Postural control is the ability to maintain the body's center of mass over its base of support, whether stationary or during movement.
It involves the integration of sensory inputs (visual, vestibular, and somatosensory) and motor outputs to achieve postural stability and orientation.
Effective postural control is critical for functional mobility and the prevention of falls, and is a key focus of research in fields like rehabilitation, sports science, and human factors engineering.
Researchers utilize various tools and technologies, such as MATLAB, SPSS, and Biodex Balance System, to analyze postural sway, gait patterns, and the effects of interventions on postural control.

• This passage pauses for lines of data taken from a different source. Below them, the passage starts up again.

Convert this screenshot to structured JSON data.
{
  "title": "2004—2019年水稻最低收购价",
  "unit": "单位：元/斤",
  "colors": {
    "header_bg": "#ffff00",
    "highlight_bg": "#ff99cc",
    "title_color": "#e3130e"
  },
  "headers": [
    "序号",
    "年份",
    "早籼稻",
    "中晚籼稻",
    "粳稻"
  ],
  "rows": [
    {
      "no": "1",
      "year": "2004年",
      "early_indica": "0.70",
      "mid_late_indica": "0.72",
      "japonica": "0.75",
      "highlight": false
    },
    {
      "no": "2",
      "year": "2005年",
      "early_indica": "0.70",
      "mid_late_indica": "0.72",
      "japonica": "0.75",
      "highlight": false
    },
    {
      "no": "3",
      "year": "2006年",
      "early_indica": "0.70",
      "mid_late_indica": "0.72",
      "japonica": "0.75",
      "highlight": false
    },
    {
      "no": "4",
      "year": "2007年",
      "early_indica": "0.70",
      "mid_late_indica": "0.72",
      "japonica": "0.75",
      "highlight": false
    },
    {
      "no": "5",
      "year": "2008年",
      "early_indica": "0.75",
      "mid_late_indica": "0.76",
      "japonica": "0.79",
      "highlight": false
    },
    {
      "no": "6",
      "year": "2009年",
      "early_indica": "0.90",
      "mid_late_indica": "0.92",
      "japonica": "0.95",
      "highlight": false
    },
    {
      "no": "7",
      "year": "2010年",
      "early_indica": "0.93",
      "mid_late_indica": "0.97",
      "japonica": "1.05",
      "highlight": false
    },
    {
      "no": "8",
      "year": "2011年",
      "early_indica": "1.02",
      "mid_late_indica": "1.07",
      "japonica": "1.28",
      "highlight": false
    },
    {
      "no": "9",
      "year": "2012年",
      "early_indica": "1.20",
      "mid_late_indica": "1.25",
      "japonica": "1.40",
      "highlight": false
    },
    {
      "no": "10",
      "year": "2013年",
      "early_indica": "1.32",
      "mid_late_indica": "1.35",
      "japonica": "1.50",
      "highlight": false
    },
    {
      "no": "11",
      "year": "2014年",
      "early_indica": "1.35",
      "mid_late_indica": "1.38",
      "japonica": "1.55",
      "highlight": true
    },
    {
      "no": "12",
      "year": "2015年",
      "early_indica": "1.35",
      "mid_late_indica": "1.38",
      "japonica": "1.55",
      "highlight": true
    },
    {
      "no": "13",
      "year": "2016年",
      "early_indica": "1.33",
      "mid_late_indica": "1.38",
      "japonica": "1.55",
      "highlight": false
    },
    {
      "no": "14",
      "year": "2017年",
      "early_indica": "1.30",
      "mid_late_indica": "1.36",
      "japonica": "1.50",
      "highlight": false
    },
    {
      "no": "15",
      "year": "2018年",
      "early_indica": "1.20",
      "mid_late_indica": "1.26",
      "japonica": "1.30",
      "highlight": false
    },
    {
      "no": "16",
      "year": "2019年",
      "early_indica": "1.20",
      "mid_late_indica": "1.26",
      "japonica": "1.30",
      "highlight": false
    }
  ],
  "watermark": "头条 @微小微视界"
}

Recent advancements in this field have led to improved understanding of the underlying mechanisms and the development of more effective strategies for maintaining balance and reducing the risk of falls, particularly in older adults and individuals with neurological or musculoskeletal conditions.
By leveraging the power of AI-driven platforms like PubCompare.ai, researchers can streamline their postural control studies, identify the most relevant protocols, and optimize their research process for greater reproducibility and impact.